Snacking in the first place
Do you really need that snack? Heather Bauer, R.D. isn't so sure. "Only about 50 percent of people need to snack," she tells HuffPost. For some, a snack can help maintain metabolic health, regulate blood sugar and lead to better, healthier meal choices and greater portion control during lunch or dinner. But for others? "It's just an added source of calories," she says.
Ask yourself this question: When you snack, do you eat less or more healthfully at your next meal? If the answer is no -- and you don't have an underlying health condition that requires regular snacking, like hypoglycemia or diabetes -- it might make sense to eschew the extra bites and wait for a big meal.
Confusing the terms "snack" and "treat"
It's hard to tell: those office cookies, a can of soda or even a handful of pretzels can seem like a small enough dose of guilty pleasure calories -- especially if you're careful to eat healthful meals. But not only is that bad-for-you treat contributing to excess calories, it won't do much to satiate your hunger.
Some foods can be confusing -- how can you tell if that chocolate-y energy bar or super sweet smoothie is really a good idea? Keep track of your fullness, advises Dawn Jackson Blatner, R.D.
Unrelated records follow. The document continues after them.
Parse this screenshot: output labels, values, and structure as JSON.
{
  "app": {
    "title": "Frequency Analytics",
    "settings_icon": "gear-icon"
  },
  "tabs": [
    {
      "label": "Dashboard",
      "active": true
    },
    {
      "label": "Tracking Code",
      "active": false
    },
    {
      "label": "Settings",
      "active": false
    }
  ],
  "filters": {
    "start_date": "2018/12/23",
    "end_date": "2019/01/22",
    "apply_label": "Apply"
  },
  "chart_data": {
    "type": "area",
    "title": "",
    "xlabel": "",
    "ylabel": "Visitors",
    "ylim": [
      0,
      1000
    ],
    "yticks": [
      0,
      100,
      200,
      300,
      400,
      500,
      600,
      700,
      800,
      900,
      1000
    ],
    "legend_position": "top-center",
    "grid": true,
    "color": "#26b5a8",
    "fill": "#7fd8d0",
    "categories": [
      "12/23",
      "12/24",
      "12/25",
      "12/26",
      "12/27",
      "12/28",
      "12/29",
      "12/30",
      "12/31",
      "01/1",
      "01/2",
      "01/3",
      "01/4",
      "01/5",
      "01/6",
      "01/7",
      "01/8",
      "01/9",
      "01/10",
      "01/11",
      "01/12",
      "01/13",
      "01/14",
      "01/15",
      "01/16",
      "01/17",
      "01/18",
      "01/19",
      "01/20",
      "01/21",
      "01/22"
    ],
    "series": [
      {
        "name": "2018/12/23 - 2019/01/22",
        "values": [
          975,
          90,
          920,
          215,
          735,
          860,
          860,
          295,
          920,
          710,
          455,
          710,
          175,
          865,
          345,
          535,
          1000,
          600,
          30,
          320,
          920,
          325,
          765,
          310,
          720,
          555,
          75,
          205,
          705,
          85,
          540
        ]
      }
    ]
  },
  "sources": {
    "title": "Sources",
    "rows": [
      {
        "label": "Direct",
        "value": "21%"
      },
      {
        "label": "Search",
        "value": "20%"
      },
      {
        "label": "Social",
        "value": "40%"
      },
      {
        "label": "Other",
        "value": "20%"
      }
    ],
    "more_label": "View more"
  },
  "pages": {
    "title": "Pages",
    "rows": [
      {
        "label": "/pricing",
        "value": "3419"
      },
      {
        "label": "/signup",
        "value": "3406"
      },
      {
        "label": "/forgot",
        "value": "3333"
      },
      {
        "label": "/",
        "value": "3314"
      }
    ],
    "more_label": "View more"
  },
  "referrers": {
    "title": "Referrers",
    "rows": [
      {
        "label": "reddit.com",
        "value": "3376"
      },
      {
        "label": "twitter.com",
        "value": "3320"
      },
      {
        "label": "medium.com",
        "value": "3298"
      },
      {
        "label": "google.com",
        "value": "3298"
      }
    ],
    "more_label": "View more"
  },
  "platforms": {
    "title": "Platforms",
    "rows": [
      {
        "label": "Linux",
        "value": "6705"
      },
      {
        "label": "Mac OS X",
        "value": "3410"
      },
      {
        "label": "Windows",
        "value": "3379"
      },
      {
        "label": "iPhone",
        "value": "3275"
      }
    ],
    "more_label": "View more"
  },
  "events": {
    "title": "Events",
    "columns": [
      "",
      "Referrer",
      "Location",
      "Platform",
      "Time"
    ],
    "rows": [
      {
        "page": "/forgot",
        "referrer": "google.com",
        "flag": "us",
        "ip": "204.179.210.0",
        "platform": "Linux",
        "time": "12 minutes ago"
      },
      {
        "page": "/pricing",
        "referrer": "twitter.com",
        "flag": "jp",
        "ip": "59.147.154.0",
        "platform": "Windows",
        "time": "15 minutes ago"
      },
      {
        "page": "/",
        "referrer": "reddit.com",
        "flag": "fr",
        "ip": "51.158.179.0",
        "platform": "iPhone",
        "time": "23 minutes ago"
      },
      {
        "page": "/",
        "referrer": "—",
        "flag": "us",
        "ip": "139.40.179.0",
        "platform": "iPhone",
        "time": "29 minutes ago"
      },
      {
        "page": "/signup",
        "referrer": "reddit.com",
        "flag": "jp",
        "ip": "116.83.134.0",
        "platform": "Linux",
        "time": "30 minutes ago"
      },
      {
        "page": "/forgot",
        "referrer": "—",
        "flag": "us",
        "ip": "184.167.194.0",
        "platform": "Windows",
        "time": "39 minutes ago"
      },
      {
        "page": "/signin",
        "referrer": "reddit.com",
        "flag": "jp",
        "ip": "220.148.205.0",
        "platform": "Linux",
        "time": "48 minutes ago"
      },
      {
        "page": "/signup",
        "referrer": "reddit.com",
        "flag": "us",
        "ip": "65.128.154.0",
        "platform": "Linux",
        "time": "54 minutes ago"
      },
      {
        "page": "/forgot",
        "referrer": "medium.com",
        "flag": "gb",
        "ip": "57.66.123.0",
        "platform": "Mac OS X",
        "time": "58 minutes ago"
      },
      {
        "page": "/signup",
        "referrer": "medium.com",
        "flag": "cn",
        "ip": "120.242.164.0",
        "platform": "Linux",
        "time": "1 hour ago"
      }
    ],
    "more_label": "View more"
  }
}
"Snacks offer nutrition and fullness to help bridge one meal to the next," Blatner says. "Treats don't give either."
Having 'healthy' carbs alone
"So many people think that an apple or orange (alone) is a healthy snack," writes Cheryl Forberg, R.D in an email to HuffPost. "While they are both great, they are so much better with protein (add a mozzarella cheese stick, a few slices turkey or almond butter on your sliced apple)."
That's because the protein helps to slow the release of sugar into the blood stream, which in turn prevents a big insulin spike, she explains. That spike can cause an energy crash and send you searching for more food to nibble on. And protein is also more likely to keep you feeling full.